Basically, my approach was such. Push the entire string to a stack, and then run through the first half of the stack using stack.charAt(i) and compare it to the second half using stack.pop(). I just wanted to know what might be going wrong in my code as I get a false value when expecting a true value. I am just trying to understand if my concept is flawed or not?

class Solution {
    public boolean isValid(String s) {
        Stack<Character> stack = new Stack<>();
        
        boolean done = false;
        
        if(s.length() < 2)
            return true;
        
        for(int i = 0; i < s.length(); i++){
            stack.push(s.charAt(i));
        }
        
        for(int i = 0; i < s.length()/2; i++){
            if(s.charAt(i) == stack.pop())
                done = true;
        }
        
        return done;   
    }
}

Answer 1

While your code might work for strings such as " {([])} " and " (()) ", you are assuming that the strings will be symmetrical. A valid input such as " {()[]} " will not pass in your code because it is not symmetrical. Modify your code to account for asymmetry. Hint: maybe pop 2 elements when the character is a closing character such as ")" "}" and "]".

Answer 2

You are supposed to check if the parentheses in a string match: that for a '(' there is a matching ')' . However, note that the character '(' is not equal to the character ')' .

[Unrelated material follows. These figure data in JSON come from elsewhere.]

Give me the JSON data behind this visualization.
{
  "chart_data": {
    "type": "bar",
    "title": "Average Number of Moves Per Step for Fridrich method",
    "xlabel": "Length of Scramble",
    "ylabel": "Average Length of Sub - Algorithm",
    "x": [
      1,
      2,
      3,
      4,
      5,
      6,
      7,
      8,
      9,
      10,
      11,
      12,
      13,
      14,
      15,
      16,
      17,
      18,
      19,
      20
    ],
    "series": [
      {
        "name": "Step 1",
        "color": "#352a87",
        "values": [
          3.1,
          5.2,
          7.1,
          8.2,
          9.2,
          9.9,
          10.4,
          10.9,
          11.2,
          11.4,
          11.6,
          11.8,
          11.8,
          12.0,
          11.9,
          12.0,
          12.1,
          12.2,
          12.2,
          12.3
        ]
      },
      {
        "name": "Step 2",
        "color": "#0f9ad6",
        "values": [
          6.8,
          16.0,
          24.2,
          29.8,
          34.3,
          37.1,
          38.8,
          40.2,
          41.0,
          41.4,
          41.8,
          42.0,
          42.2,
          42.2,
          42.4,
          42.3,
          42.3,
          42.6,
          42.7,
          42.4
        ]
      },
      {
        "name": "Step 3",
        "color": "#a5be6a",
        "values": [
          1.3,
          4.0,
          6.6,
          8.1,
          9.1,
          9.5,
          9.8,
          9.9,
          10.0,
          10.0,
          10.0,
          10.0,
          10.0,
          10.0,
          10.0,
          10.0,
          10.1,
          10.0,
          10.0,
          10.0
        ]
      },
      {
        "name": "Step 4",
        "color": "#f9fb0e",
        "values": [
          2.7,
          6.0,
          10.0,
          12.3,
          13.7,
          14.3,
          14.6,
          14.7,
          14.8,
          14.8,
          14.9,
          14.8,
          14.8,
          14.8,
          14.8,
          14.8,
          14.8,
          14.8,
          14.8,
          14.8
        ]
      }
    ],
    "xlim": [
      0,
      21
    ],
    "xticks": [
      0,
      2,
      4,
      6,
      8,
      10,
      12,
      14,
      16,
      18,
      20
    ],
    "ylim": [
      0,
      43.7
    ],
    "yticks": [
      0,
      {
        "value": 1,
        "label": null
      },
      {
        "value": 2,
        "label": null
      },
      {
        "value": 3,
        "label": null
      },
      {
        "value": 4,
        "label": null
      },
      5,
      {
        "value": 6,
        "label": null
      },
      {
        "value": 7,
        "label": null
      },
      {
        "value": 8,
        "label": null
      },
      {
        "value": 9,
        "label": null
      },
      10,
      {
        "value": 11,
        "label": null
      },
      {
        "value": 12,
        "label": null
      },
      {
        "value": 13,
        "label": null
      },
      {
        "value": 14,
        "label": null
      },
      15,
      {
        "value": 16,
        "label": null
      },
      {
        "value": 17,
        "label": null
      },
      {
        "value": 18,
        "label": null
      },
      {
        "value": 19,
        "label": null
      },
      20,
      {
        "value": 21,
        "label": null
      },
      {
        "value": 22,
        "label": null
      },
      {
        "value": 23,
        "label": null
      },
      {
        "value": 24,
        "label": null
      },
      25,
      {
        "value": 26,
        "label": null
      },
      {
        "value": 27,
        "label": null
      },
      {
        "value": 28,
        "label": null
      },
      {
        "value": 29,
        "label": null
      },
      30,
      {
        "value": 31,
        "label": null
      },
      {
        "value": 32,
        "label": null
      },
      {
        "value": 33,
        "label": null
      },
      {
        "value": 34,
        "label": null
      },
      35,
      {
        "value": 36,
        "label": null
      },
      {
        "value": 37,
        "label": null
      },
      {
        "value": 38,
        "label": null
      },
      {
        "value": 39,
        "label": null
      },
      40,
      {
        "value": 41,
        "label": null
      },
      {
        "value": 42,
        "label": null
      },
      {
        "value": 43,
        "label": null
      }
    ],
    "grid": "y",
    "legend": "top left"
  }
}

Your code is checking if the string matches a pattern where the second half of the string is the first half of the string in reverse, like {[))[{ . In other words, you're checking if the input is a palindrome .

The approach you should take is storing only the starting brackets in the stack:

    for(int i = 0; i < s.length(); i++){
        if s.charAt(i) is an open bracket:
            stack.push(s.charAt(i));
        else:
            "pop" a character from stack
            if it's '(' make sure that s.charAt(i) is ')'
            if it's '[' make sure that s.charAt(i) is ']'
            if it's '{' make sure that s.charAt(i) is '}'
    }

Answer 3

Your code first iterates up to the middle of the string and populates the stack, and then from the middle to the end and pops the stack. In other words, you're implicitly assuming that the first half of a valid string is opening parentheses of various types, and the second is their corresponding closing parentheses (eg ([]) or {[()]} ). However, these aren't the only valid strings - there is no limitation that states that a closing parenthesis can't be followed by an opening one, as long as the pairs are matched - eg, (()()) is a valid string.

Instead of making assumptions on the position within the string, you should iterate over the string, and for each character, if it's an opening parenthesis push it to the stack, and if it's a closing parenthesis pop the stack and compare the two:

private static final Map<Character, Character> PARENS = new HashMap<>();
static {
    PARENS.put('(', ')');
    PARENS.put('[', ']');
    PARENS.put('{', '}');
}
public static boolean isValid(String s) {
    Stack<Character> stack = new Stack<>();

    for (int i = 0; i < s.length(); ++i) {
        char ch = s.charAt(i);
        if (PARENS.containsKey(ch)) {
            stack.push(ch);
        } else {
            if (stack.isEmpty()) {
                return false;
            }
            char match = stack.pop();
            if (ch != PARENS.get(match)) {
                return false;
            }
        }
    }

    return stack.isEmpty();
}